The tiny Village of Sagaponack, a 4.7-square-mile super-wealthy enclave in the Town of Southampton, has a population of fewer than 500 souls. Yet by many measures, its zip code — 11962 — is the most exclusive in America.
When the real estate listings website PropertyShark did a survey of the most expensive zip codes in which to buy single-family homes, based on residential sales in 2015, Sagaponack came out on top, with a median sale price of $8.5 million. (Forbes, which did a similar ranking, using a slightly different methodology, put the village at number two.)
As a rule, very few properties change hands in Sagaponack, which until a few decades ago was a rural stretch of farmland. In recent years, though, that changed as CEOs and famed performers of all types flocked to build exclusive compounds in the quiet, oceanfront domain.
The village counts “Tonight Show” host Jimmy Fallon and real estate magnate Billy Macklowe among its homeowners. Prior notable inhabitants include Billy Joel, Caroline Kennedy, Truman Capote, and Bill and Hillary Clinton. The former (and perhaps future) White House occupants summered in the village in 2013.
But the weather isn’t always fair in paradise. While many can only daydream of owning a Sagaponack mansion, some struggle to get out. Piano man Billy Joel sold his home at 9 Gibson Lane in 2014, for $19 million, down from an initial asking price of $23.5 million. And Lloyd Blankfein, chairman and CEO of Goldman Sachs, finally found a buyer for his 6,500-square-foot, seven-bedroom Sagaponack home at 121 Parsonage Lane in 2016 — but only after multiple price cuts. Blankfein and his wife had been trying to unload it ever since purchasing a much larger $32.5 million estate in Bridgehampton in 2012.
And some Sagaponack spreads are tough to pin a value on. Billionaire Ira Rennert —who made his fortune in the rough-and-tumble 1980s junk-bond world and went on to build a vast, privately held industrial conglomerate — built his compound from the ground up. The sprawling 29-bedroom, 39-bathroom mansion includes a 100-car garage and a 164-seat theater.
The property has been featured in a long-running lawsuit against Rennert and his investment company Renco by creditors of the defunct Magnesium Corporation of America who claim he siphoned off $100 million before the company’s bankruptcy to pay for construction of the estate, which has an assessed value of $250 million. Rennert’s lawyers are currently appealing a judgment against him.
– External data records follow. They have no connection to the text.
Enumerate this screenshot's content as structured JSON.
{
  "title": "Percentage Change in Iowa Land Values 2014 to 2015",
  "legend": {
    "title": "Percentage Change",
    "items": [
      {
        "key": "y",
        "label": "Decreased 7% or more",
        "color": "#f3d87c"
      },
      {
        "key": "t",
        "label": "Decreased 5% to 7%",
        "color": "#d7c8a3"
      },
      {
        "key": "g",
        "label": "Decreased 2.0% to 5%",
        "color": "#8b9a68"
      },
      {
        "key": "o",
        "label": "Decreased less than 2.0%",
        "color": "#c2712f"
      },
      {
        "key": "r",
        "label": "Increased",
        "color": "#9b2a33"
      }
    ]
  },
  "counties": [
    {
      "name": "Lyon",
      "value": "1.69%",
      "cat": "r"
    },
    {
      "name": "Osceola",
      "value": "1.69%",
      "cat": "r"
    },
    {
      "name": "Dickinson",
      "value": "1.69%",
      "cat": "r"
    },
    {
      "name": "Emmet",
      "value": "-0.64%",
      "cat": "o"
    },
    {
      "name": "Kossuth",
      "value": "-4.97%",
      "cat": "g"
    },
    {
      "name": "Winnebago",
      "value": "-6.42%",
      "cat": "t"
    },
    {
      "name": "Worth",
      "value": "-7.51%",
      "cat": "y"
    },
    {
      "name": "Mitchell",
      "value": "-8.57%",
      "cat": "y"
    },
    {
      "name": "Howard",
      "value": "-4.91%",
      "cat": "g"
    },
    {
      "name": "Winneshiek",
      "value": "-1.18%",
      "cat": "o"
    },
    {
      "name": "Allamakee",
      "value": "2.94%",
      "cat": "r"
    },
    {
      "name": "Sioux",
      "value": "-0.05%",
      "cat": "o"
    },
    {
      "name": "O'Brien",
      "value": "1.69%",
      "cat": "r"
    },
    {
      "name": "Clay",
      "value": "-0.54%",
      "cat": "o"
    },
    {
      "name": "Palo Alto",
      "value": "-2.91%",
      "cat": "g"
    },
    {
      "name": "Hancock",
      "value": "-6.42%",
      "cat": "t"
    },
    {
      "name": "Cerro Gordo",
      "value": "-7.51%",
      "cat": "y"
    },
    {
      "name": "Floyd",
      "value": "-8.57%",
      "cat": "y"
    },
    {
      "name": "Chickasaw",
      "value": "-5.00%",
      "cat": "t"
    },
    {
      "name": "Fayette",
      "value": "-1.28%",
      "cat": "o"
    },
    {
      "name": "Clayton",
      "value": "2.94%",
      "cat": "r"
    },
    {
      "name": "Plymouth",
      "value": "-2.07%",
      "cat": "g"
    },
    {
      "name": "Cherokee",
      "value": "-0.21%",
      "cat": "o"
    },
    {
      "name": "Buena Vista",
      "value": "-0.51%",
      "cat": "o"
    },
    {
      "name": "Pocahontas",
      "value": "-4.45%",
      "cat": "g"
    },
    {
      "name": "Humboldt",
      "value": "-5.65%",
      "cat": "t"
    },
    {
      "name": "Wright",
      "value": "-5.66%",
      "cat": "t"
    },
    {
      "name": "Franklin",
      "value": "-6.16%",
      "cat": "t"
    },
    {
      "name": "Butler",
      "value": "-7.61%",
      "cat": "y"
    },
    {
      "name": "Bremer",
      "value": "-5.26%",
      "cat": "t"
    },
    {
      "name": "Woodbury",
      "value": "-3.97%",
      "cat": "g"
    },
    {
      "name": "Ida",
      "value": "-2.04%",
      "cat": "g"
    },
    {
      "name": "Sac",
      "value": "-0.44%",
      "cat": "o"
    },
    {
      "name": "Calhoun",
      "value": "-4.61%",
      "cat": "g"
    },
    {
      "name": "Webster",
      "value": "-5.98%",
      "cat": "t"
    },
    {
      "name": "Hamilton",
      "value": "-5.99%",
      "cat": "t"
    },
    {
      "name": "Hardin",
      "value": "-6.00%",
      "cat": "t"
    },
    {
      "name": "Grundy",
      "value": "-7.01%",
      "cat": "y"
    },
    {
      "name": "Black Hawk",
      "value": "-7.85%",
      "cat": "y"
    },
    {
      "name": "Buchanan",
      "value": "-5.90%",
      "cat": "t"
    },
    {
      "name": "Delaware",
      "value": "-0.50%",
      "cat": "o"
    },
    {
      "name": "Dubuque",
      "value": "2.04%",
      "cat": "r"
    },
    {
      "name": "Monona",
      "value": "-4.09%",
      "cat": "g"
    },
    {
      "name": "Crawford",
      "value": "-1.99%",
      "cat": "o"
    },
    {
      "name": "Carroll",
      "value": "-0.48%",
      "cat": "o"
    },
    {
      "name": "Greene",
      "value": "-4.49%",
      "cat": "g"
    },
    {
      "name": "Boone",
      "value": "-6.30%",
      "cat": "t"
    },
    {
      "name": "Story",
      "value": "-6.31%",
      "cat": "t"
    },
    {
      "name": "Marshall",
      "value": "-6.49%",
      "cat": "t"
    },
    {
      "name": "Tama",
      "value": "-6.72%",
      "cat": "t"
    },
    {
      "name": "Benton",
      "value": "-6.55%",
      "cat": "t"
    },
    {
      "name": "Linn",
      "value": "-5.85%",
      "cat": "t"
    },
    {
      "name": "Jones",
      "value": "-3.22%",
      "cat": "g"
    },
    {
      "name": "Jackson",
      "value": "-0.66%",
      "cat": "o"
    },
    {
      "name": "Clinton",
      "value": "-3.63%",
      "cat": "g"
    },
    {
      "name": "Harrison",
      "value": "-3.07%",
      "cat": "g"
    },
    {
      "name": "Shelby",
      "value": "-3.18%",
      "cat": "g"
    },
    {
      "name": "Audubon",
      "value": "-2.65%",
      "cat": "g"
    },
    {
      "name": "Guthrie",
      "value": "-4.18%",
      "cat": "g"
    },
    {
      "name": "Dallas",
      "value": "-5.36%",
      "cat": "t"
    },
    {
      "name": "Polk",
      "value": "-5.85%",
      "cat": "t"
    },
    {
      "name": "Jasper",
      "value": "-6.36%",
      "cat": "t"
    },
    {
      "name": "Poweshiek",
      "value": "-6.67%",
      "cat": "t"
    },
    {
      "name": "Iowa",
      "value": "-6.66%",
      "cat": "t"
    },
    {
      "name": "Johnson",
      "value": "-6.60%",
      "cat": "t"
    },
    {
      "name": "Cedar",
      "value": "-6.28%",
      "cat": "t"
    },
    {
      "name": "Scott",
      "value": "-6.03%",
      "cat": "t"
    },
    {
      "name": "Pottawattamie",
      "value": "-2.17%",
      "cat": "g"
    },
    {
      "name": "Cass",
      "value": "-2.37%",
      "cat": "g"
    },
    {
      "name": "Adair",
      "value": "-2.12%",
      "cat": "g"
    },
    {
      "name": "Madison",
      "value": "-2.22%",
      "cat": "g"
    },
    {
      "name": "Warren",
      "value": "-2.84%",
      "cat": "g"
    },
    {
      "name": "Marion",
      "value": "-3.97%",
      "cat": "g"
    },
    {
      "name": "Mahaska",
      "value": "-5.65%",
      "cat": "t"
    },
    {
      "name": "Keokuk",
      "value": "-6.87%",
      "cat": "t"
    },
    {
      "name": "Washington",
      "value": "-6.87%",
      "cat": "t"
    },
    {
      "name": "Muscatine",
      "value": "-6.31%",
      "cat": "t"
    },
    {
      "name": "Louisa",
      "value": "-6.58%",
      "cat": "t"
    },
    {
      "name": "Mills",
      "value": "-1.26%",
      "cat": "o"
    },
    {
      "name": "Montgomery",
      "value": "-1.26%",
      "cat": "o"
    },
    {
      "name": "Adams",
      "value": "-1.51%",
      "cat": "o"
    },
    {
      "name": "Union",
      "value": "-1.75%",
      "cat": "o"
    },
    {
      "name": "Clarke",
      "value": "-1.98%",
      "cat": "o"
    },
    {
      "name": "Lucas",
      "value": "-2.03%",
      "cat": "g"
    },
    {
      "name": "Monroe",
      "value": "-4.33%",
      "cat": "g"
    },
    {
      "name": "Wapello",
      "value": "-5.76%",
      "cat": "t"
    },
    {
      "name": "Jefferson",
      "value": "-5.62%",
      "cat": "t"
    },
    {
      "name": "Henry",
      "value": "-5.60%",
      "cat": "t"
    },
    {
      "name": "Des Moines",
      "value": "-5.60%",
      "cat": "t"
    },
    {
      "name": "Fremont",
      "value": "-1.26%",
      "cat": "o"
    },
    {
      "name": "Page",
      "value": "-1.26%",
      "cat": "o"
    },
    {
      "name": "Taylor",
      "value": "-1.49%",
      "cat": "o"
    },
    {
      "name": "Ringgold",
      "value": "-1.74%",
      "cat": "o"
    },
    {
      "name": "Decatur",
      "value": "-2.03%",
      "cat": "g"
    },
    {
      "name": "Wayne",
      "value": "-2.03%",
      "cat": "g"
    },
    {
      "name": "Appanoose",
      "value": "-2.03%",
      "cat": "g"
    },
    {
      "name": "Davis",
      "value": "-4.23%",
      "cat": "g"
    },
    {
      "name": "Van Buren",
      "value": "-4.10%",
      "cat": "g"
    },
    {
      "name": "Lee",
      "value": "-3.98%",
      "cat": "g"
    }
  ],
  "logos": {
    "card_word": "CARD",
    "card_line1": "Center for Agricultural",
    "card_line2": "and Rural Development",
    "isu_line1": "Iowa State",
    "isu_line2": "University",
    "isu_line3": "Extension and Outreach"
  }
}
“If you find residential excess interesting or exciting, our cup runneth over,” said Donald Louchheim, who has served as Mayor of Sagaponack since the village’s incorporation in 2005, and has been a resident of the area for 45 years.
Louchheim isn’t impressed by the fact that the village has been branded the country’s priciest zip code to own a home in, though he acknowledged that one of the unique challenges of running one of the most exclusive areas in the world is “saying no to people who are accustomed to getting whatever they want.”
Even by Hampton’s standards, the village is larger than life. “Sagaponack is definitely an area where the 1 percent is in the majority,” said Jay Schneiderman, Southampton’s town supervisor.
This can lead to some “Through the Looking Glass” situations. For example, the wealthy residents once demanded that a new tax be levied — on themselves. Schneiderman said they taxed themselves more than $20 million to put sand on six miles of shoreline to lessen the effects of erosion.
And, in 2012, a crowd of 15 residents turned up at a public hearing after they were shocked to learn that the municipality was considering tightening the zoning requirements pertaining to tennis courts, essentially banning new courts on one-and-a-half-acre properties or smaller.
They argued that the proposed rule would deprive them of hundreds of thousands of dollars in home value if they couldn’t build tennis courts. “Having a tennis court on one’s property is a critical right, akin to having a spare bedroom or finished basement,” one resident told local news site 27East.
The village eventually compromised by allowing new courts to be built near property lines if they were sunken four feet below the ground.